Global model reveals a future without nature's crucial contributions to humanity

Peer-Reviewed Publication

American Association for the Advancement of Science (AAAS)

A new model that captures nature's contributions to human wellbeing and compares them to peoples' future needs shows that, within the next thirty years, as many five billion people could face water and food insecurity - particularly in Africa and South Asia. Hundreds of millions more could be vulnerable to increased risks of severe coastal storms. These are the results of the first-ever global modeling of nature's contributions to people. "The paper by [Rebecca] Chaplin-Kramer [and colleagues] provides a unique and deeply worrying picture of the societal burdens of losing nature," Patricia Balcanera writes in a related Perspective. Human well-being is dependent upon nature's contributions - which include ecosystem services that ensure clean water or crop pollination. However, increasing impacts on global environments have led to declines in these crucial systems. To bring attention to this, the Intergovernmental Platform on Biodiversity and Ecosystem Services Global Assessment recently released their first report, which evaluated the status of nature's contributions. Even so, according to the authors, an urgent need remains to determine where and how nature's contributions matter most to people - and who's most at risk should they cease.
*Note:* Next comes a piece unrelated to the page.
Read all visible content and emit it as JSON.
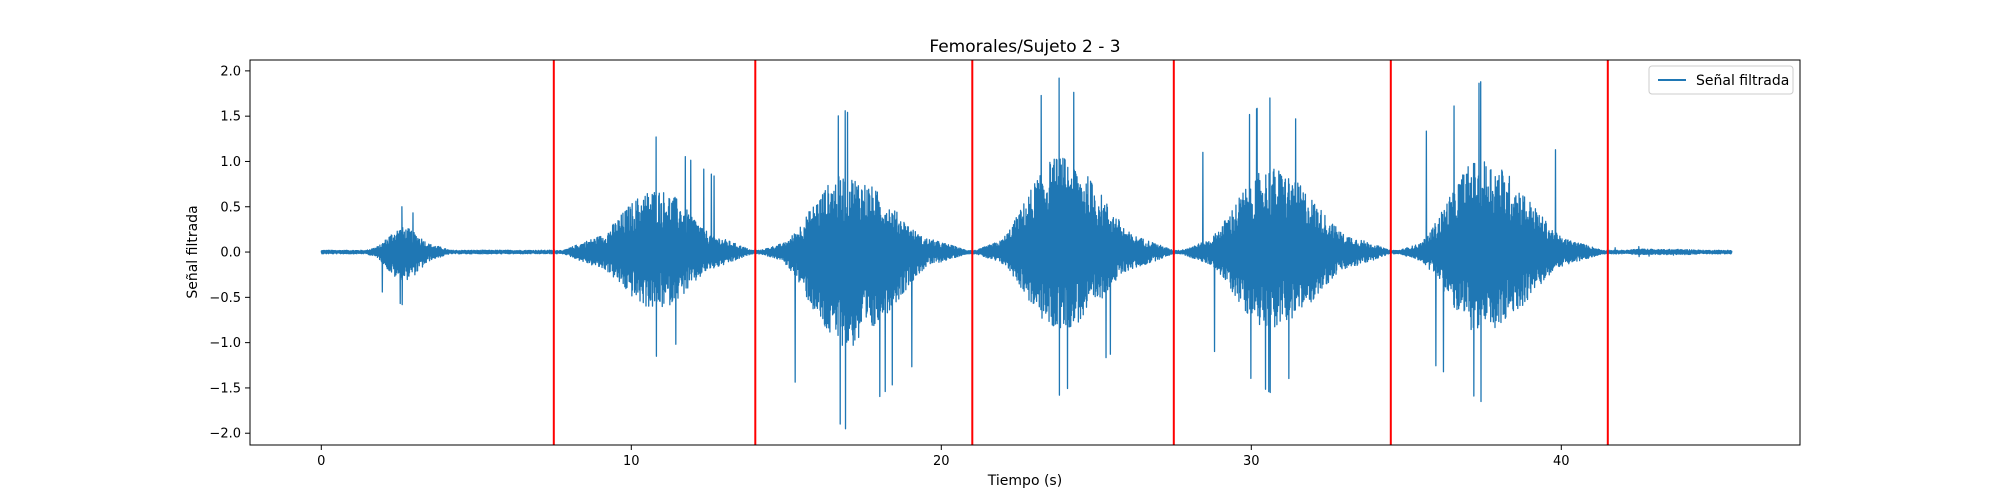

To address this, Chaplin-Kramer et al. developed a high-resolution, global-scale spatial model, which uniquely captures both the 'supply-side' (nature's contributions) and 'demand-side' (people's needs) of ecosystem services. They evaluated trends in water quality, crop pollination and coastal protection in three potential future scenarios. The results show that where people's needs for nature are greatest, nature's ability to meet those needs is declining. By 2050, billions will be at risk of increased water pollution, severe coastal storm vulnerability and food insecurity related to deficient crop pollination. What's more, developing countries in Africa and South Asia are expected to bear the brunt of these impacts.